13/12/2011

sapos verdes

confesso-me dividida entre dois mundos. é habitual, mas neste caso com a particularidade de ser algo que desde há muito me perturba ao ponto de ser minar relacionamentos pessoais e profissionais. falo de racismo.
eu sou dos açores e, que saiba, nos açores não há racismo, ou pelo menos não havia enquanto por lá andava. o racismo tem de vir de algum lado, de uma qualquer ideia pré-concebida em relação a alguém ou a um grupo em particular, de uma má experiência ou, frequentemente, de educação ou falta dela. nos açores vi o primeiro preto tinha eu uns 12 anos. foi pois com curiosidade que lhe perguntei se ele apanhava escaldões no verão. pois, eu sou desse tipo de tesourinhos deprimentes, é característica que levo comigo para outra encarnação. chineses? só muito mais tarde. ciganos? mais tarde ainda. não desenvolvi qualquer tipo de preconceito nem qualquer tipo de fascínio em particular, foram na maior parte das vezes gentes como tantas outras com quem me cruzei na vida ou no passeio. nada mais.
apesar disso sempre senti cá dentro uma qualquer dorzita ao menor comentário racista e de alguma forma sempre o tentei contradizer sem querer parecer reacionária –  espécie que me é muito pouco apelativa. não gosto, pronto. tenham paciência. fui vivendo bem com esta maneira de estar até há bem pouco tempo. mas agora nem por isso e partilho convosco as minhas incertezas.
desde que regressei a lisboa tenho sentido um crescente domínio dos racistas delicados. todos nós sabemos quem são. são normalmente aqueles que não sendo fundamentalistas, dizem que não são racistas e que até têm uma amiga ou empregada preta (mais ou menos como a cena de ter um amigo gay – sounds familiar hum?), mas que não perdem a oportunidade para um comentário qualquer jocoso acerca do colega que não compreendeu a tarefa «’táva-se mesmo a ver,  é preto (!)», right. esta atitude tenho visto amiúde nas minhas relações pessoais e profissionais e já me tem levado a sair abruptamente da sala (desculpem eu bebo muito chá e depois é uma chatice que tenho de ir 50x à casa de banho) ou, quando em ambiente mais pessoal, a confrontar o racista delicado até que ele fique sem argumentos e me mande pastar longe. ok, eu vou, mas vou com a razão.
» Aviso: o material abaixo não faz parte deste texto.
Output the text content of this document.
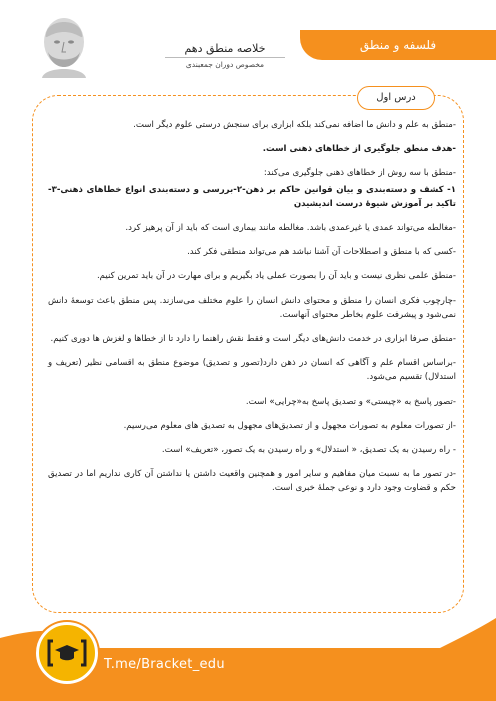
فلسفه و منطق
خلاصه منطق دهم
مخصوص دوران جمعبندی
درس اول

-منطق به علم و دانش ما اضافه نمی‌کند بلکه ابزاری برای سنجش درستی علوم دیگر است.

-هدف منطق جلوگیری از خطاهای ذهنی است.

-منطق با سه روش از خطاهای ذهنی جلوگیری می‌کند:

۱- کشف و دسته‌بندی و بیان قوانین حاکم بر ذهن-۲-بررسی و دسته‌بندی انواع خطاهای ذهنی-۳-تاکید بر آموزش شیوهٔ درست اندیشیدن

-مغالطه می‌تواند عمدی یا غیرعمدی باشد. مغالطه مانند بیماری است که باید از آن پرهیز کرد.

-کسی که با منطق و اصطلاحات آن آشنا نباشد هم می‌تواند منطقی فکر کند.

-منطق علمی نظری نیست و باید آن را بصورت عملی یاد بگیریم و برای مهارت در آن باید تمرین کنیم.

-چارچوب فکری انسان را منطق و محتوای دانش انسان را علوم مختلف می‌سازند. پس منطق باعث توسعهٔ دانش نمی‌شود و پیشرفت علوم بخاطر محتوای آنهاست.

-منطق صرفا ابزاری در خدمت دانش‌های دیگر است و فقط نقش راهنما را دارد تا از خطاها و لغزش ها دوری کنیم.

-براساس اقسام علم و آگاهی که انسان در ذهن دارد(تصور و تصدیق) موضوع منطق به اقسامی نظیر (تعریف و استدلال) تقسیم می‌شود.

-تصور پاسخ به «چیستی» و تصدیق پاسخ به«چرایی» است.

-از تصورات معلوم به تصورات مجهول و از تصدیق‌های مجهول به تصدیق های معلوم می‌رسیم.

- راه رسیدن به یک تصدیق، « استدلال» و راه رسیدن به یک تصور، «تعریف» است.

-در تصور ما به نسبت میان مفاهیم و سایر امور و همچنین واقعیت داشتن یا نداشتن آن کاری نداریم اما در تصدیق حکم و قضاوت وجود دارد و نوعی جملهٔ خبری است.

T.me/Bracket_edu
mas o que me perturba por esses dias é o generalizado sentimento de antipatia e até algum ódio face aos ciganos. já os defendi, mas agora não sei o que faça, porque começo a sentir-me diferente face aos ciganos e temo que esse racismo me tenha contagiado. nunca tive grande contacto com grupos de ciganos e nunca tive razão de queixa dos mesmos, até há cerca de dois anos quando fui morar para a margem sul (vá, estremadura) e comecei a ver o efeito provocado pela passagem de comunidades ciganas. os pequenos furtos e fraudes, o medo que assomou aos locais, os cães e cavalos com costelas à mostra e feridas a gangrenar e o lixo. amigas, o lixo. não há coisa que me irrite mais que lixo no chão, deus se soubessem. não há habitante local que não tenha uma qualquer história para contar acerca de um mau cruzamento que já tenha tido com um cigano e a verdade é que até eu começo a ter algum receio, por exemplo, de ir correr em determinadas zonas onde sei que eles estão.
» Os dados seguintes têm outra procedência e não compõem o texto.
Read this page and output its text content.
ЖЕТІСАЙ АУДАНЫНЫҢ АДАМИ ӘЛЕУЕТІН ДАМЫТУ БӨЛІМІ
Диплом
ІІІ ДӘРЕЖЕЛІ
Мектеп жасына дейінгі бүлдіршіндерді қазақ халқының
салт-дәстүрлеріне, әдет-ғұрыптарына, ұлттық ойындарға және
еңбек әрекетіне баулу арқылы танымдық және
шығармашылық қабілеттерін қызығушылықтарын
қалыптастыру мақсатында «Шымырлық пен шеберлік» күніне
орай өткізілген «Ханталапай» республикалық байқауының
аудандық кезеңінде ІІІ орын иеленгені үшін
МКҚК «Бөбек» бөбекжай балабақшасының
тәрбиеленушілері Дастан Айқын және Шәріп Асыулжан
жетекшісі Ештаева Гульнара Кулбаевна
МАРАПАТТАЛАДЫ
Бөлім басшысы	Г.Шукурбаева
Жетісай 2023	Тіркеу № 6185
e é neste paradoxo que me encontro: entre a humanidade de sentir que somos só um, excepto os ciganos.

5 comentários:

  1. Aqui entre nós, que ninguém nos oiça, é uma comunidade muito complicada, mas acho que a principal culpa é nossa, e de termos passado da exclusão total dos antigamentes ao paternalismo mascarado de socialismo inclusivo dos últimos 30 anos. O cigano passou de praga a coitadinho, para os poderes. Para a população em geral, continuou a ser praga, mas já não se pode dizer.
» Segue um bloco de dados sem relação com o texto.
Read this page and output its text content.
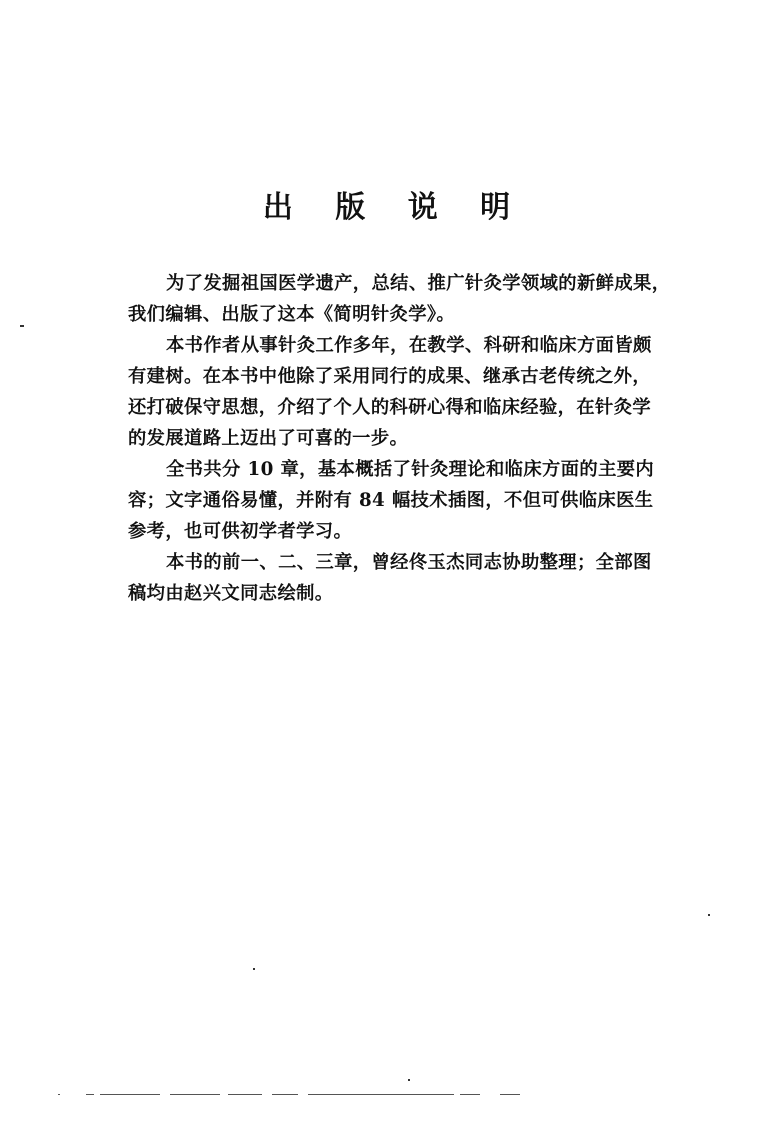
出 版 说 明

为了发掘祖国医学遗产，总结、推广针灸学领域的新鲜成果，
我们编辑、出版了这本《简明针灸学》。

本书作者从事针灸工作多年，在教学、科研和临床方面皆颇
有建树。在本书中他除了采用同行的成果、继承古老传统之外，
还打破保守思想，介绍了个人的科研心得和临床经验，在针灸学
的发展道路上迈出了可喜的一步。

全书共分 10 章，基本概括了针灸理论和临床方面的主要内
容；文字通俗易懂，并附有 84 幅技术插图，不但可供临床医生
参考，也可供初学者学习。

本书的前一、二、三章，曾经佟玉杰同志协助整理；全部图
稿均由赵兴文同志绘制。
    Aqui que ninguém nos ouve, quando mudei de casa cuidei em deixar uma distãncia entre mim e eles. Já morei perto de um bairro problemático, com ciganos e também pretos, e nem fazes ideia. O que vale é que andavam mais à bulha entre eles (não se pdoem ver, se há gente racista são os ciganos) que connosco, mas ó se era complicado.
    Os ciganos não se querem integrar, porque a cultura deles e blablá. E nós, o que fazemos? damos sem pedir nada em troca. Ou seja, finge-se inclusão, e depois não se exige nada por causa do respeito à diferença e ao multiculturalismo. Mas gamanço, contrafacção, absentismo escolar e lixarada não são traços culturais, temos pena. Eu sei que isto faria corar muito bloquista, mas com direitos vêm deveres, e a sociedade civil não tem de ter medo de o exigir. Ou então, levam corte nos subsídios. Tipo: cadastrado não leva nada, filhos faltam mais que x vezes corta rendimento mínimo e por aí fora. E isto não era só para ciganos, era para toda a gente: se querem apoio, não mordam a mão que alimenta e portem-se bem se faz favor. Quid pro quo.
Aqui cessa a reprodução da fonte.